Eu pensei muito antes de escrever aqui sobre a dificuldade das aulas online para o meu caçula porque, aparentemente, mãe nenhuma tem direito de se queixar, reclamar ou sofrer por qualquer motivo relacionado à maternidade. É preciso sempre agradecer, aceitar e ser uma boba alegre 100% do tempo, mesmo que, por dentro, haja sofrimento. Então, antes de escrever sobre o que estamos passando com as aulas online, sinto que preciso apresentar um atestado de eficiência materna para não ser acusada de preguiçosa, negligente ou omissa.

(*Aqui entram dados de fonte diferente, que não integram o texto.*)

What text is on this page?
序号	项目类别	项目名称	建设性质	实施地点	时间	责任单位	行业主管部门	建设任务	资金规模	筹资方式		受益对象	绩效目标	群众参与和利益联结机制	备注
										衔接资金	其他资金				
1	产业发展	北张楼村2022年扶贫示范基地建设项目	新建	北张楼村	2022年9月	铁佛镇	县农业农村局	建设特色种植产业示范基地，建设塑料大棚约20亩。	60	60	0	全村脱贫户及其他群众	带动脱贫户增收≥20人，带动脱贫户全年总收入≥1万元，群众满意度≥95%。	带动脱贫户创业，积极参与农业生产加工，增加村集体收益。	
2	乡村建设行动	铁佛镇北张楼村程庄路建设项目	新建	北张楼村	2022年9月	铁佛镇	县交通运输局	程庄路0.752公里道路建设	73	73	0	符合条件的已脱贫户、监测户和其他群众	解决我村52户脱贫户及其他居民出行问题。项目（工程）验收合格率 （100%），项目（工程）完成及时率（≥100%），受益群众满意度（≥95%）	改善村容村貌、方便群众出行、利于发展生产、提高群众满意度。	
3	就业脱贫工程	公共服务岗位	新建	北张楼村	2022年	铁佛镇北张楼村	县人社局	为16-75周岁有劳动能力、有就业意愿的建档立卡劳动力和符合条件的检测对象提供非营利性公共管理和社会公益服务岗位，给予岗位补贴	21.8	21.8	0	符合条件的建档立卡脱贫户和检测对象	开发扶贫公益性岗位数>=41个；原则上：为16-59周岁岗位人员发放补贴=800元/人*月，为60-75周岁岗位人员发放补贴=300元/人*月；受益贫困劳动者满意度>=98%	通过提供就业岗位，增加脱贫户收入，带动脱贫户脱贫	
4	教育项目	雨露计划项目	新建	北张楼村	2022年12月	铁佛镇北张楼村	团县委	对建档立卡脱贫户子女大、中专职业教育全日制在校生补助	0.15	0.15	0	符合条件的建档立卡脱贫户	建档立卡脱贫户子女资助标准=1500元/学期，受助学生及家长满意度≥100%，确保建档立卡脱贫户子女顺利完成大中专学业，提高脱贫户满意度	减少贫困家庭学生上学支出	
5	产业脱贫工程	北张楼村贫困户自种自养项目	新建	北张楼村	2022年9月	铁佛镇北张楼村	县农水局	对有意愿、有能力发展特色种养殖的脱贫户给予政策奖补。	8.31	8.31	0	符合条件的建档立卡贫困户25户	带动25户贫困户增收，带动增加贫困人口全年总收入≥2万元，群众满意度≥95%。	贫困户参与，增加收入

Eis o atestado da mãe que o patriarcado gosta: Sou uma mãe que sempre participou da vida escolar dos filhos. Assino a agenda todos os dias, frequento as reuniões, ajudo com as tarefas de casa, olho o estojo pra ver se tem material faltando e sei o que estão estudando. Não tenho problema nenhum em passar o tempo com meus filhos. Inclusive, deixei dois empregos pra ficar mais perto deles (um público, inclusive). Eu mesma cuido da alimentação deles, cozinho e garanto que tenham cinco cores no prato e que comam, pelo menos, quatro frutinhas por dia. Também levo ao parquinho, faço dormir e só durmo quando já estão dormindo.
Bom, passado o atestado de eficiência materna para que ninguém venha me acusar de “não querer ter trabalho”, quero dizer que as aulas online estão causando sofrimento aqui. Hoje eu acordei e havia 12 e-mails na caixa de entrada do meu caçula de 6 anos. Eu disse D.O.Z.E. O e-mail foi criado pela escola. Ontem eu havia zerado a caixa de entrada. Cada mensagem indicava uma tarefa diferente: assistir ao vídeo de Inglês, aula de Música às 14h, aula de Ed. Física às 17h, folha de Matemática para imprimir e fazer, folha de Português e mais outras atividades. Eu passo a tarde em função disso. Boto vídeo, explico, fico atenta aos horários das aulas. O resultado disso é que ele, tão pequeno ainda, não tem maturidade para assistir às aulas expositivas no computador. Ele acabou de sair da Educação Infantil! Manter uma criança assistindo aula na Internet é desumano. No início, ele ainda gostava dos encontros no Google Meet, mas agora fica triste, diz que está cansado, e eu entendo. É uma aula confusa: todas as crianças com microfone aberto falando ao mesmo tempo, barulhos da casa de cada um, Internet que cai. Dos vídeos gravados, ele já não gosta desde o início. Às vezes é a professora explicando um conteúdo e não aparece o rosto dela. Em uma das disciplinas, os vídeos são sofríveis por causa do som baixo. A professora diz que não tem equipamento compatível. Acredito e lamento. Ela não tem que ter mesmo.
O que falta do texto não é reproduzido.